Mit einem herkömmlichen DC-Ladegerät (< 150 kW) und CCS-Technologie dauert das Laden über Nacht beispielsweise 8 bis 10 Stunden. Ab einer Ladeleistung von 150 kW können aber auch 400 bis 500 kWh-Batterien über einen CCS-Stecker mit Wechselstrom (AC) relativ schnell geladen werden.
MCS ermöglicht Ladeleistungen von mehr als einem Megawatt. In der Branche werden aber auch hohe Ladeleistungen unter 1 MW als MCS-Laden bezeichnet. Aber nur bei einer Ladeleistung von über einem Megawatt sind Ladezeiten von unter 30 Minuten möglich. Aufgrund der Investitionen in die Infrastruktur und der erforderlichen Hochspannungsanschlüsse werden solche MCS-Systeme voraussichtlich nur an den großen europäischen Autobahnen zu finden sein.
Die konkreten Ladezeiten hängen stark von der jeweiligen Batterie, ihrer Größe und Konfiguration ab sowie vom Lkw-Modell. Daher handelt es sich bei den angegebenen Ladezeiten um grobe Schätzwerte für die Aufladung der Batterie von 10 auf 80 Prozent.
Beispielhafte E-Lkw-Ladezeiten im tabellarischen Überblick
Ladeleistung | Ladedauer | Ladesystem |
---|---|---|
50 bis 100 kW | 8 bis 10 h | CCS (DC) |
150 kW | 2 bis 4 h | CCS (AC) |
250 bis 320 kW | 40 min bis maximal 2 h | CCS (AC) |
500 bis 750 kW | maximal 45 min | MCS (AC) |
≥ 1 MW | < 30 min | MCS (noch nicht verfügbar) |
eTruckathon
Wie weit die Technik für E-Lkw fortgeschritten ist, zeigte sich im September 2024 beim eTruckathon von E.ON Drive. Vorreiter aus der Automobil- und Logistikbranche absolvierten gemeinsam eine nachhaltige Demonstrationsfahrt von Essen zur IAA Transportation in Hannover. DHL Freight als Pionier der nachhaltigen Logistik war mit einem eigenen E-Lkw am Start, als zwölf Fahrzeuge aus zwölf Teams auf rund 300 Kilometern emissionsfreier Fahrt bewiesen, dass nachhaltige Logistik keine Vision mehr ist.

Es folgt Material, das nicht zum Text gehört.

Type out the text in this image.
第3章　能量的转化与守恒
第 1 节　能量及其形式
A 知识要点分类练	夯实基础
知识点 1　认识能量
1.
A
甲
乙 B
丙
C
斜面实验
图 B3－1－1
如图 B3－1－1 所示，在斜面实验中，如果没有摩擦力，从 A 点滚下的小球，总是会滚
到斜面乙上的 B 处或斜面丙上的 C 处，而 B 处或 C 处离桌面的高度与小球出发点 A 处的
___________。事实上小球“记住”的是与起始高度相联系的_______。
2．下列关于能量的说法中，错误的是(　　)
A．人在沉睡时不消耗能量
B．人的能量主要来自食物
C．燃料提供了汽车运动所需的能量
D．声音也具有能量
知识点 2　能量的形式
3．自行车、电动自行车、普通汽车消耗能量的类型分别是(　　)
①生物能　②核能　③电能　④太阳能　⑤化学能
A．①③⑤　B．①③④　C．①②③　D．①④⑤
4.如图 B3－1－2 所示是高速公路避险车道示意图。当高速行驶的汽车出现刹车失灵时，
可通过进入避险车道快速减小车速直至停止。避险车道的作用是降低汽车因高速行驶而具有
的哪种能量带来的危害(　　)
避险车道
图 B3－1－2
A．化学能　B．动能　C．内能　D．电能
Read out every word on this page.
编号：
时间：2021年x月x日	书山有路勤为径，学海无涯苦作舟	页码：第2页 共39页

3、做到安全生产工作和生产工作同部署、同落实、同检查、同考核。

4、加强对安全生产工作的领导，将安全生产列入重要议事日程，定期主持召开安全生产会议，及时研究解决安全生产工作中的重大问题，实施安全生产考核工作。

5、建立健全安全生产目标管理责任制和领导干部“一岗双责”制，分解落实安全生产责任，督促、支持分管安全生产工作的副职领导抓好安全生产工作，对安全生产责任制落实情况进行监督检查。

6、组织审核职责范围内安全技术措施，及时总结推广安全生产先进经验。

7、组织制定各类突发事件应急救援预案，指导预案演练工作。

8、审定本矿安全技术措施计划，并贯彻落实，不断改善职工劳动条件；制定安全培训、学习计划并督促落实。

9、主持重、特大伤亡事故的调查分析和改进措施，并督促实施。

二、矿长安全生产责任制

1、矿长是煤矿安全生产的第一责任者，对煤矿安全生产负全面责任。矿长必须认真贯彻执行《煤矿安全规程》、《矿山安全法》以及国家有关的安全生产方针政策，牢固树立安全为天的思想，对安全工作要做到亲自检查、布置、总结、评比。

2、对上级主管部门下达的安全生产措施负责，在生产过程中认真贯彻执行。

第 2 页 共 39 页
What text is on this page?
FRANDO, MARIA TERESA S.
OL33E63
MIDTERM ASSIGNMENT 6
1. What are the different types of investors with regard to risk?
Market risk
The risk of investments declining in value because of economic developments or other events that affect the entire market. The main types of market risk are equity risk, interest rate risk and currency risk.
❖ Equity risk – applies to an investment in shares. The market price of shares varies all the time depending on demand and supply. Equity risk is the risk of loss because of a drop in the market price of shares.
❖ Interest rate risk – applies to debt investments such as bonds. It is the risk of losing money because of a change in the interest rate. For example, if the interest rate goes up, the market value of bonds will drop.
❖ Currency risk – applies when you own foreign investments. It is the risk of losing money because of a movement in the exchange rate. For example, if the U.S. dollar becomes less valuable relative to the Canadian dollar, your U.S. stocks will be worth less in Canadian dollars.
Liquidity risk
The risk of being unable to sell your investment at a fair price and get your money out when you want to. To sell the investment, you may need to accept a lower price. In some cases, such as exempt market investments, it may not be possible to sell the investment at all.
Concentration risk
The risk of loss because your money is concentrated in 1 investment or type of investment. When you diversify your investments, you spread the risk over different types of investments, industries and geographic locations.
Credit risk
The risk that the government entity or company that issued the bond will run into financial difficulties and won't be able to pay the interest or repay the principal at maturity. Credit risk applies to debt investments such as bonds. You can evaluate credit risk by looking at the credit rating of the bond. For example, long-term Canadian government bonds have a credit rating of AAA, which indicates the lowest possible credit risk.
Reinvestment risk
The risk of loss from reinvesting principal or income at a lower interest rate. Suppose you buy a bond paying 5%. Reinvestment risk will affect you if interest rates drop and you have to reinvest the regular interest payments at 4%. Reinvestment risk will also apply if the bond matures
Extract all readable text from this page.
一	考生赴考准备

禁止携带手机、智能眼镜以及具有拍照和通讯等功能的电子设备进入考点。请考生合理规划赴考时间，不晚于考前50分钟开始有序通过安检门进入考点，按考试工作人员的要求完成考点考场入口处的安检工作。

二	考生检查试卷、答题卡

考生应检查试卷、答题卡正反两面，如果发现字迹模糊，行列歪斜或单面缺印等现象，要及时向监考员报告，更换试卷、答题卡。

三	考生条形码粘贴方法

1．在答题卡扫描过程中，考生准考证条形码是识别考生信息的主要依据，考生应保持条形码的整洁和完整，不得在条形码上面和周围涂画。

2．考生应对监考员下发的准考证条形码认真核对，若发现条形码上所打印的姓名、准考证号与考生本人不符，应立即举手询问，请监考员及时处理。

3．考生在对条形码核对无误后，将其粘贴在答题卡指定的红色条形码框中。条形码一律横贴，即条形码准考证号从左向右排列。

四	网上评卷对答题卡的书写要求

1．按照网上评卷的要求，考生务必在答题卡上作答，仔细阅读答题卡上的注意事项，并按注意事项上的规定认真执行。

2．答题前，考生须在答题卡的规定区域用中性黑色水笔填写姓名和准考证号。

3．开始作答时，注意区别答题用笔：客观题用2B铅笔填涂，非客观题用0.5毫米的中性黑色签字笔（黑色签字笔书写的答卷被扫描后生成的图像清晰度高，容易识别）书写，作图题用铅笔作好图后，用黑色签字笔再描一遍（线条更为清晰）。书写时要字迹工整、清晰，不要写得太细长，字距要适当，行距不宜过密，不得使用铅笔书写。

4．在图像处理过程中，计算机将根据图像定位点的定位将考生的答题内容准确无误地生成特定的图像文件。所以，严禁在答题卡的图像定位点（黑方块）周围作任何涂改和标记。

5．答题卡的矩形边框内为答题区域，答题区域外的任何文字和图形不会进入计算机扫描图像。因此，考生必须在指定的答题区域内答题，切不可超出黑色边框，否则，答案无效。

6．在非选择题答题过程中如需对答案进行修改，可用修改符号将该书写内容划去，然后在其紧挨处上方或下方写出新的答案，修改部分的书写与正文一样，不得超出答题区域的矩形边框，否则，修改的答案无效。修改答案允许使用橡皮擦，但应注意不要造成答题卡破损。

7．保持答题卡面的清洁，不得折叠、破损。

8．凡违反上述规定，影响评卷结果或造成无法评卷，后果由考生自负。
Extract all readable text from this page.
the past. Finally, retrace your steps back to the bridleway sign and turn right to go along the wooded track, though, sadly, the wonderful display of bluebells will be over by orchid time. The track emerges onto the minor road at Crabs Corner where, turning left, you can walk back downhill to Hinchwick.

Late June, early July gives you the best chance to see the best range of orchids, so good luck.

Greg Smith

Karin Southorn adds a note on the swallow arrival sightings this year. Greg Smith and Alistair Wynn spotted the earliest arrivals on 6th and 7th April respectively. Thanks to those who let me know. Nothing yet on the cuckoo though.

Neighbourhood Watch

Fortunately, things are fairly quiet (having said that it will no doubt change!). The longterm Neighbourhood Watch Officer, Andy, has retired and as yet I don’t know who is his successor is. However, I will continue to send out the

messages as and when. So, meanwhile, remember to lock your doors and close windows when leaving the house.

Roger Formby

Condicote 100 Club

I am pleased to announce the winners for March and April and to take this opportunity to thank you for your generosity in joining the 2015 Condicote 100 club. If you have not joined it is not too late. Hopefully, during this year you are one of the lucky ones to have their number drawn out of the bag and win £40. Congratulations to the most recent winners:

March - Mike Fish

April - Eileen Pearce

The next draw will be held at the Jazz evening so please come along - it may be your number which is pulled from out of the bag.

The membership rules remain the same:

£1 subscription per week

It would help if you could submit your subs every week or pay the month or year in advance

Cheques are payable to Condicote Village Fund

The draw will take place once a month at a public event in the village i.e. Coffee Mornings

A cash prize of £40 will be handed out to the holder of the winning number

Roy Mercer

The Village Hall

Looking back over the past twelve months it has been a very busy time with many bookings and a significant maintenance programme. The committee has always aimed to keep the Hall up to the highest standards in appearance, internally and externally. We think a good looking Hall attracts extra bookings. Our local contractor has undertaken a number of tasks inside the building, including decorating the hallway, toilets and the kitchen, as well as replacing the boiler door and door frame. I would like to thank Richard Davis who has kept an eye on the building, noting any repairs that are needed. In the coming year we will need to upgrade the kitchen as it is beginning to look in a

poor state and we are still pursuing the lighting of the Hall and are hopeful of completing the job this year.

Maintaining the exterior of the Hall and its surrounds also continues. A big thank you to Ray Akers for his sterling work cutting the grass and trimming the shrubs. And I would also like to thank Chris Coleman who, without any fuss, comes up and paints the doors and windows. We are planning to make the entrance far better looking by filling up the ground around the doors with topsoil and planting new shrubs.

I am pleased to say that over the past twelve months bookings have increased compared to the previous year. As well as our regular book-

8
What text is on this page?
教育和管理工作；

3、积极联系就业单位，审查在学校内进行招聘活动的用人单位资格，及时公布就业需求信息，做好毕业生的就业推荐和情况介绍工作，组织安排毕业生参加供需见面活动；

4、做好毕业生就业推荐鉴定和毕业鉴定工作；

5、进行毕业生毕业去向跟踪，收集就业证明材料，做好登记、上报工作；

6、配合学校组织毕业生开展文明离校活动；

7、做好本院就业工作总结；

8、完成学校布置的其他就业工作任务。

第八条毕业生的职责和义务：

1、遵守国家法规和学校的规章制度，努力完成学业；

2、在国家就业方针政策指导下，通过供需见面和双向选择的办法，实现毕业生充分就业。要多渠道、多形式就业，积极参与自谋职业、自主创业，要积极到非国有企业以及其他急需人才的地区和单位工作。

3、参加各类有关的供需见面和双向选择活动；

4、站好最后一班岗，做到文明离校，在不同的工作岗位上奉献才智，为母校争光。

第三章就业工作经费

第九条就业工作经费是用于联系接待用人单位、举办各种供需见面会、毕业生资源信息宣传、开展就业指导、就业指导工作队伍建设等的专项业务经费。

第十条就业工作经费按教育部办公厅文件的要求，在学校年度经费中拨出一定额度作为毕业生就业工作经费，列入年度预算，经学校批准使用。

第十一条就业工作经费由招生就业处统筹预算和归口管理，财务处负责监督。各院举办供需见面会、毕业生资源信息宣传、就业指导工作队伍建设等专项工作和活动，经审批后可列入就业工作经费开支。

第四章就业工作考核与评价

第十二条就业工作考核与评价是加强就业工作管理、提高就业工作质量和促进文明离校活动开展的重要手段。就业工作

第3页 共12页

Fazit: Ausbau der Infrastruktur und technische Weiterentwicklung verkürzen Ladezeiten von E-Lkw
Anschaffungspreis, Reichweite, Schnellladenetz: Wenn diese Stellschrauben in die richtige Richtung gedreht werden, kann der Markteintritt der E-Mobilität im europäischen Straßengüterverkehr flächendeckend gelingen. Für die Transportlogistik insgesamt wäre das ein großer ökologischer Gewinn.
DHL Freight ist Teil dieser nachhaltigen Bewegung. E-Mobilität ist ein wichtiger Baustein der Nachhaltigkeitsstrategie von DHL Freight und DHL Group, die darauf abzielt, alle logistikbezogenen Emissionen bis 2050 auf netto null zu bringen. Was im Bereich E-Lkw schon heute funktioniert, zeigen unsere Kooperationen im Bereich elektrischer Road Freight mit Parker Hannifin, der vollelektrische Schwerlastverkehr an den Standorten Hagen und Koblenz oder der Einsatz von E-Lkw in den Niederlanden. Besonders fortgeschritten ist der Einsatz von E-Lkw bei DHL Freight in Schweden, wo viele Strecken bereits vollelektrisch betrieben werden. In Schweden hat DHL Freight schon 2021 einen Piloten mit Volvo im Langstrecken-Schwertransport durchgeführt.
DHL Freight ist jedoch grundsätzlich technologieoffen. Wir möchten den Wandel zur umweltschonenden Logistik von morgen mit einem Mix aus verschiedenen alternativen Antriebstechnologien so schnell wie möglich vollziehen.